-
گفت احمد مر و را که راستی ** راست گفتی گر چه کار افزاستی
- Ahmet ona dedi ki: “ Haddini tecavüz ettinse de doğru söyledin.”
-
دید صدیقش بگفت ای آفتاب ** نی ز شرقی نی ز غربی خوش بتاب
- Sıddîk görüp “Ey güneş! Ne doğudasın, ne batıdan. Lâtif bir surette parla, âlemi nurlandır” dedi.
-
گفت احمد راست گفتی ای عزیز ** ای رهیده تو ز دنیای نه چیز
- Ahmet dedi ki: “Ey aziz, ey değersiz dünyadan kurtulan!
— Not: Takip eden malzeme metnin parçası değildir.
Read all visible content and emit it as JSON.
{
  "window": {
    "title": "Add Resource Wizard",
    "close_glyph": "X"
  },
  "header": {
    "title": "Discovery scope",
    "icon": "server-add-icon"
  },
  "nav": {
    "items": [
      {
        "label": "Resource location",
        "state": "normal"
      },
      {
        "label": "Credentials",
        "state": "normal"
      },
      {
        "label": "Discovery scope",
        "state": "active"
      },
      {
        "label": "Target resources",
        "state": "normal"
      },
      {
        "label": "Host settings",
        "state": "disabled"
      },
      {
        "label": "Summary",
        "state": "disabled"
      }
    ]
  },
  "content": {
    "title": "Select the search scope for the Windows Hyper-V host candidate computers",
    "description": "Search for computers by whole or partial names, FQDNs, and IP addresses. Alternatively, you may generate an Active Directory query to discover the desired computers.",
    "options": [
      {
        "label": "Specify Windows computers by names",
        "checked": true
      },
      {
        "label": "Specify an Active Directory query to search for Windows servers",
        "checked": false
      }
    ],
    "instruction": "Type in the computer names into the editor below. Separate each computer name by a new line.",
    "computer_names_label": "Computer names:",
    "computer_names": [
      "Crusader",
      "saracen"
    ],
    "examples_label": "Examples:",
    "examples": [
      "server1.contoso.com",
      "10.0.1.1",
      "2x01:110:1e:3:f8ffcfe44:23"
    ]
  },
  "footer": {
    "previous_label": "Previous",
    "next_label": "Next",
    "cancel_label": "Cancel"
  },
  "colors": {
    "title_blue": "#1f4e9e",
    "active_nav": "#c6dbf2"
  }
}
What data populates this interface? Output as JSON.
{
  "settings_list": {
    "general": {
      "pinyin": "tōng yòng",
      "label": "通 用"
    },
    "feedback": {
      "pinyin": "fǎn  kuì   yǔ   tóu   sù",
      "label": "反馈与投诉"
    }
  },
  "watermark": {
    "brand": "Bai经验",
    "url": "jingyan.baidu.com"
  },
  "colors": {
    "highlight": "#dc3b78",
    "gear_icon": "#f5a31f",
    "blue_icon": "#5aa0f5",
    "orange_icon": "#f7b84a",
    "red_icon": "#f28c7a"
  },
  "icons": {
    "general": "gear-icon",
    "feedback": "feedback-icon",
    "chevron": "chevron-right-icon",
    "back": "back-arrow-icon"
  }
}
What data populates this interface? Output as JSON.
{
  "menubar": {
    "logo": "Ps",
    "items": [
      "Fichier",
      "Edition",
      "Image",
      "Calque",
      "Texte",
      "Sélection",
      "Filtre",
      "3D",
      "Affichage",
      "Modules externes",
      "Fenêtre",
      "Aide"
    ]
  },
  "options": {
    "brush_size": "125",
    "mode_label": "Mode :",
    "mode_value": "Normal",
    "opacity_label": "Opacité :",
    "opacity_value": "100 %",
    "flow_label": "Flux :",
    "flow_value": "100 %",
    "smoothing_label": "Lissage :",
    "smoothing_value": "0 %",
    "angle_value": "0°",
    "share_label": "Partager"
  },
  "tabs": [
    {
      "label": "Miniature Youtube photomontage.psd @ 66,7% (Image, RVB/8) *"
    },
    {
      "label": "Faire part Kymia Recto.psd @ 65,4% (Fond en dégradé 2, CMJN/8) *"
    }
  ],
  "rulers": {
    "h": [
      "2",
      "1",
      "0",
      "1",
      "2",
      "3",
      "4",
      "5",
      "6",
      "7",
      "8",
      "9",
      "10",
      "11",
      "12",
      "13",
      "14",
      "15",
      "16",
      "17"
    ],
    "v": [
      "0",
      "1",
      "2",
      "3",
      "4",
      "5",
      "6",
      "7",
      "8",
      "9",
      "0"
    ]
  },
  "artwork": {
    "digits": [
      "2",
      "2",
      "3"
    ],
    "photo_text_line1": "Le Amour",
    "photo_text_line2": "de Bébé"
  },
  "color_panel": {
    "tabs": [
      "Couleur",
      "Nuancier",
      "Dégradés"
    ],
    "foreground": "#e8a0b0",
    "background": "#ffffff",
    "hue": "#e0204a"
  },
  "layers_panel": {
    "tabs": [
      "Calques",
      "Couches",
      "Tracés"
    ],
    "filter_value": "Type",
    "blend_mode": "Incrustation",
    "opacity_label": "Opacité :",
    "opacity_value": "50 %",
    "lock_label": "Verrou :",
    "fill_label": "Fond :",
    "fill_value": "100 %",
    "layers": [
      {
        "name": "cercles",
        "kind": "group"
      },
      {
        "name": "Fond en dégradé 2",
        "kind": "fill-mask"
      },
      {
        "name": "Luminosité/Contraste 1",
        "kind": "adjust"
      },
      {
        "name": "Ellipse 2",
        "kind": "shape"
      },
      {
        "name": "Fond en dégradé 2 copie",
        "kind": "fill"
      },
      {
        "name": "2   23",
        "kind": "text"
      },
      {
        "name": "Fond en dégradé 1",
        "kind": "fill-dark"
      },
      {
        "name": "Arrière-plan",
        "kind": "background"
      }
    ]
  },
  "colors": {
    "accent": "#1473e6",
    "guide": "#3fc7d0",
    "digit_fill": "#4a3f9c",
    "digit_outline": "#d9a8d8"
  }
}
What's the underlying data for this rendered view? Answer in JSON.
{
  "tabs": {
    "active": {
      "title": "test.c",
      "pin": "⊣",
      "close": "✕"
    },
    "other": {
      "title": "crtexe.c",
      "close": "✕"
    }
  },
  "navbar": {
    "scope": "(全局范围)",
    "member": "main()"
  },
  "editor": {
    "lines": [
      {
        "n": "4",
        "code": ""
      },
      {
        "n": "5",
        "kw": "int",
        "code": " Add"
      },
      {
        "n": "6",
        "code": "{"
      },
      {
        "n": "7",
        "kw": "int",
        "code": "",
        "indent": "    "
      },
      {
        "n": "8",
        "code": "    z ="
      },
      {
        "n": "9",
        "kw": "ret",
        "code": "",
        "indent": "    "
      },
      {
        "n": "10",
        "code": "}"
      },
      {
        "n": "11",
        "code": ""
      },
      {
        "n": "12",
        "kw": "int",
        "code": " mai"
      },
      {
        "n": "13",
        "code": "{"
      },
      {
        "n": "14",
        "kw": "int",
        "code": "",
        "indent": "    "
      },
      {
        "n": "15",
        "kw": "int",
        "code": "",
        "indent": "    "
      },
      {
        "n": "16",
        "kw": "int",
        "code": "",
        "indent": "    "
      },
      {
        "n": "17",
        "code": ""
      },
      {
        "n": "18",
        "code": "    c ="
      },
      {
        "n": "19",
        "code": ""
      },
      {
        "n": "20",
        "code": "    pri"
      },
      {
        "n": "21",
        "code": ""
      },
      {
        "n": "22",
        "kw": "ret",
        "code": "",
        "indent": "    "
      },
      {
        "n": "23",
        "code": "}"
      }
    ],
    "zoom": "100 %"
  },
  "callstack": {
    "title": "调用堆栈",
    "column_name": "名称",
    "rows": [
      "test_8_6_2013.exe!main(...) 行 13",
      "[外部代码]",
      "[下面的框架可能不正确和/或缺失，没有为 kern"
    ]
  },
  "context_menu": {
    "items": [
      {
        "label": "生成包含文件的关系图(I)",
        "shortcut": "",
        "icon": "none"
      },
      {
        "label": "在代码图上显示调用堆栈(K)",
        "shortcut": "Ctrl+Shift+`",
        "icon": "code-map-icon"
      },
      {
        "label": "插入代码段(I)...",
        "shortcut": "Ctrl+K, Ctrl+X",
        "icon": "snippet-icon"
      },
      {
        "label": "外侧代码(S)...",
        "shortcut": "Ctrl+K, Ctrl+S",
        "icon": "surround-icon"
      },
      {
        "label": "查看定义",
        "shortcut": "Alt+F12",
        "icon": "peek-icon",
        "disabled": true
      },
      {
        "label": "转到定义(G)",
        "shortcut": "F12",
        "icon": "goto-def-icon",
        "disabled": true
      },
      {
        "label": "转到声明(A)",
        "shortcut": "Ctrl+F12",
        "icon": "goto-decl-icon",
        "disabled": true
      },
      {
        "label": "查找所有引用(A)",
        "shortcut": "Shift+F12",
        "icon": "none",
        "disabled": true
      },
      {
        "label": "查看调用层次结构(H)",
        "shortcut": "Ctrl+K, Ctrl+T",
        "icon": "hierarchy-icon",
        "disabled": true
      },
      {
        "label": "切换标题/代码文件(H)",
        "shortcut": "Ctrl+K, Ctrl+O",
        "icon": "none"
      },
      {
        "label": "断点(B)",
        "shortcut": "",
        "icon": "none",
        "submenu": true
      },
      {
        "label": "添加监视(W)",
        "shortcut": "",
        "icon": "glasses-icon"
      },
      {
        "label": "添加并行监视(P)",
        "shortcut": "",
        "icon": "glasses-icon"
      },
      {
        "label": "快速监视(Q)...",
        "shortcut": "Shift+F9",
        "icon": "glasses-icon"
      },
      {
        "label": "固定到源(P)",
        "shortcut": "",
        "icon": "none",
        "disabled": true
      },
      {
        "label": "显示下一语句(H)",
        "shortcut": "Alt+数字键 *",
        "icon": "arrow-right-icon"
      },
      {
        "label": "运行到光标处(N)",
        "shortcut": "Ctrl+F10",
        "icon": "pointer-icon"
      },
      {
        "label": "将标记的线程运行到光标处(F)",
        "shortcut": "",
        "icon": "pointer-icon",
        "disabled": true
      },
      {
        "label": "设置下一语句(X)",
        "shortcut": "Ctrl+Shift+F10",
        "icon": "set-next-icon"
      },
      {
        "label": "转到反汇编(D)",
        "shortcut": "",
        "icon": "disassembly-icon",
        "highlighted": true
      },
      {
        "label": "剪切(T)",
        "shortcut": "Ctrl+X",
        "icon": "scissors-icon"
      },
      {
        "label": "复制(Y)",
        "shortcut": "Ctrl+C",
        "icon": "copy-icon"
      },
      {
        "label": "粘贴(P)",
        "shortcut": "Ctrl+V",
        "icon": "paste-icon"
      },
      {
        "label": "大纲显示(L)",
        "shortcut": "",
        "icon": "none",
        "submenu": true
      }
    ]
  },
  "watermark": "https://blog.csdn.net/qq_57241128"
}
Doğru söyledin.”
-
حاضران گفتند ای صدر الوری ** راست گو گفتی دو ضد گو را چرا
- Orada bulunanlar “ Ey halkın ulusu, ikisi birbirine zıt söz söyledi, sen ikisine de doğru söyledin, dedin... “Neden?” diye sordular.
-
گفت من آیینهام مصقول دست ** ترک و هندو در من آن بیند که هست 2370
- Peygamber “Ben Tanrı eliyle cilâlanmış bir aynayım. Türk, Hintli nasılsalar, bende o sûreti görürler” dedi.
-
ای زن ار طماع میبینی مرا ** زین تحری زنانه برتر آ
- Kadın! Eğer beni tamahkâr görüyorsan bu kadınca arayıştan yüksel!
-
این طمع را ماند و رحمت بود ** کو طمع آن جا که آن نعمت بود
- Kanaate dair söz söylemek, tamaha benzer ama hakikatte rahmettir. O nimetin bulunduğu yerde tamah ne gezer?
-
امتحان کن فقر را روزی دو تو ** تا به فقر اندر غنا بینی دو تو
- Sen de bir iki günceğiz yoksulluğu sına da yoksulluktaki iki misli zenginliği gör.
-
صبر کن با فقر و بگذار این ملال ** ز آن که در فقر است عز ذو الجلال
- Yoksulluğa sabret, bu gamı, gussayı bırak. Çünkü ululuk sahibi Tanrı’nın yüceliği yoksulluktur.
-
سرکه مفروش و هزاران جان ببین ** از قناعت غرق بحر انگبین 2375
- Sirke satmada kanaat yüzünden bal denizine gark olmuş binlerce can gör.